Le Meretz, qui s’oppose à la colonisation juive dans les territoires occupés et soutient la solution à deux États, a également accepté de servir sous Bennett. Nitzan Horowitz est le nouveau ministre de la Santé et Tamar Zandberg ministre de la Protection de l’environnement. Son membre arabe Esawi Freige exercera les fonctions de ministre du Développement régional.

Le cabinet comprendra pour la première fois le chef de la Liste arabe unie ou Ra’am, Mansour Abbas, qui a accepté de soutenir la coalition en échange d’une augmentation du soutien économique et d’un gel temporaire des démolitions de maisons dans la communauté arabe d’Israël.

Ce sera le premier cabinet sans les partis ultra-religieux qui ont participé à la plupart des coalitions depuis 2001.

Le nouveau gouvernement n’a pas encore obtenu l’approbation de la Knesset, qui ne devrait pas voter sur la question avant au moins une semaine. Lapid cherche à remplacer le président actuel de la Knesset, un membre du Likud, par le législateur de Yesh Atid, Mickey Levy, pour accélérer le processus.

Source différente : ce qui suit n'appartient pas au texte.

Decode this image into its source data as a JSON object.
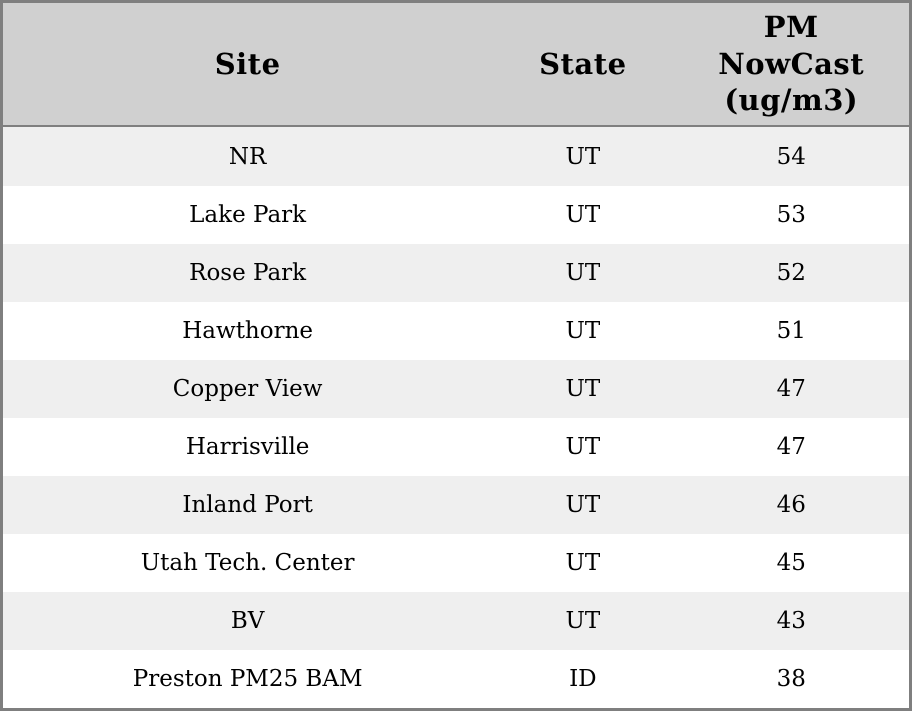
{
  "chart_data": {
    "type": "table",
    "title": "",
    "columns": [
      "Site",
      "State",
      "PM NowCast (ug/m3)"
    ],
    "rows": [
      [
        "NR",
        "UT",
        54
      ],
      [
        "Lake Park",
        "UT",
        53
      ],
      [
        "Rose Park",
        "UT",
        52
      ],
      [
        "Hawthorne",
        "UT",
        51
      ],
      [
        "Copper View",
        "UT",
        47
      ],
      [
        "Harrisville",
        "UT",
        47
      ],
      [
        "Inland Port",
        "UT",
        46
      ],
      [
        "Utah Tech. Center",
        "UT",
        45
      ],
      [
        "BV",
        "UT",
        43
      ],
      [
        "Preston PM25 BAM",
        "ID",
        38
      ]
    ],
    "layout_hints": {
      "header_wrapped_lines": [
        "PM",
        "NowCast",
        "(ug/m3)"
      ],
      "row_striping": "alternating, first data row shaded",
      "alignment": "all cells centered"
    }
  },
  "table": {
    "columns": [
      {
        "key": "site",
        "label": "Site",
        "display": "Site"
      },
      {
        "key": "state",
        "label": "State",
        "display": "State"
      },
      {
        "key": "pm_nowcast",
        "label": "PM NowCast (ug/m3)",
        "display": "PM\nNowCast\n(ug/m3)"
      }
    ],
    "rows": [
      {
        "site": "NR",
        "state": "UT",
        "pm_nowcast": "54"
      },
      {
        "site": "Lake Park",
        "state": "UT",
        "pm_nowcast": "53"
      },
      {
        "site": "Rose Park",
        "state": "UT",
        "pm_nowcast": "52"
      },
      {
        "site": "Hawthorne",
        "state": "UT",
        "pm_nowcast": "51"
      },
      {
        "site": "Copper View",
        "state": "UT",
        "pm_nowcast": "47"
      },
      {
        "site": "Harrisville",
        "state": "UT",
        "pm_nowcast": "47"
      },
      {
        "site": "Inland Port",
        "state": "UT",
        "pm_nowcast": "46"
      },
      {
        "site": "Utah Tech. Center",
        "state": "UT",
        "pm_nowcast": "45"
      },
      {
        "site": "BV",
        "state": "UT",
        "pm_nowcast": "43"
      },
      {
        "site": "Preston PM25 BAM",
        "state": "ID",
        "pm_nowcast": "38"
      }
    ]
  },
  "colors": {
    "outer_border": "#7f7f7f",
    "header_bg": "#d0d0d0",
    "row_alt_bg": "#efefef",
    "row_bg": "#ffffff",
    "text": "#000000"
  }
}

Netanyahou a insisté sur le fait qu’il ne compte pas s’en aller et cherche à récupérer des transfuges de la coalition Lapid-Bennett, en plus d’Amichai Chikli, l’un des législateurs de Yamina, qui a refusé de rejoindre le gouvernement «de gauche». Il a fustigé ses anciens collègues, qualifiant la coalition proposée «d’illégitime».

L’allié fascisant de Netanyahou, le chef du parti Sionisme religieux, Bezalel Smotrich, a accusé les dirigeants de Yamina, Bennett et Shaked, de chercher à «établir un gouvernement de gauche avec les partisans arabes du terrorisme». Des centaines de ses partisans se sont rassemblés à plusieurs reprises devant les domiciles de Bennett et Shaked. Les deux hommes politiques se sont vu attribuer une protection policière en raison de la violence politique dont ils pourraient être victimes.

Des questions ont été soulevées dans les médias quant à savoir si Netanyahou allait lancer de nouvelles provocations contre les Palestiniens à Jérusalem-Est, promouvoir des actes de terrorisme par des fanatiques juifs contre les Palestiniens israéliens, chercher à organiser un coup d’État similaire à celui de l’ancien président américain Donald Trump, ou lancer un mouvement de provocation contre l’Iran pour maintenir son emprise sur le pouvoir.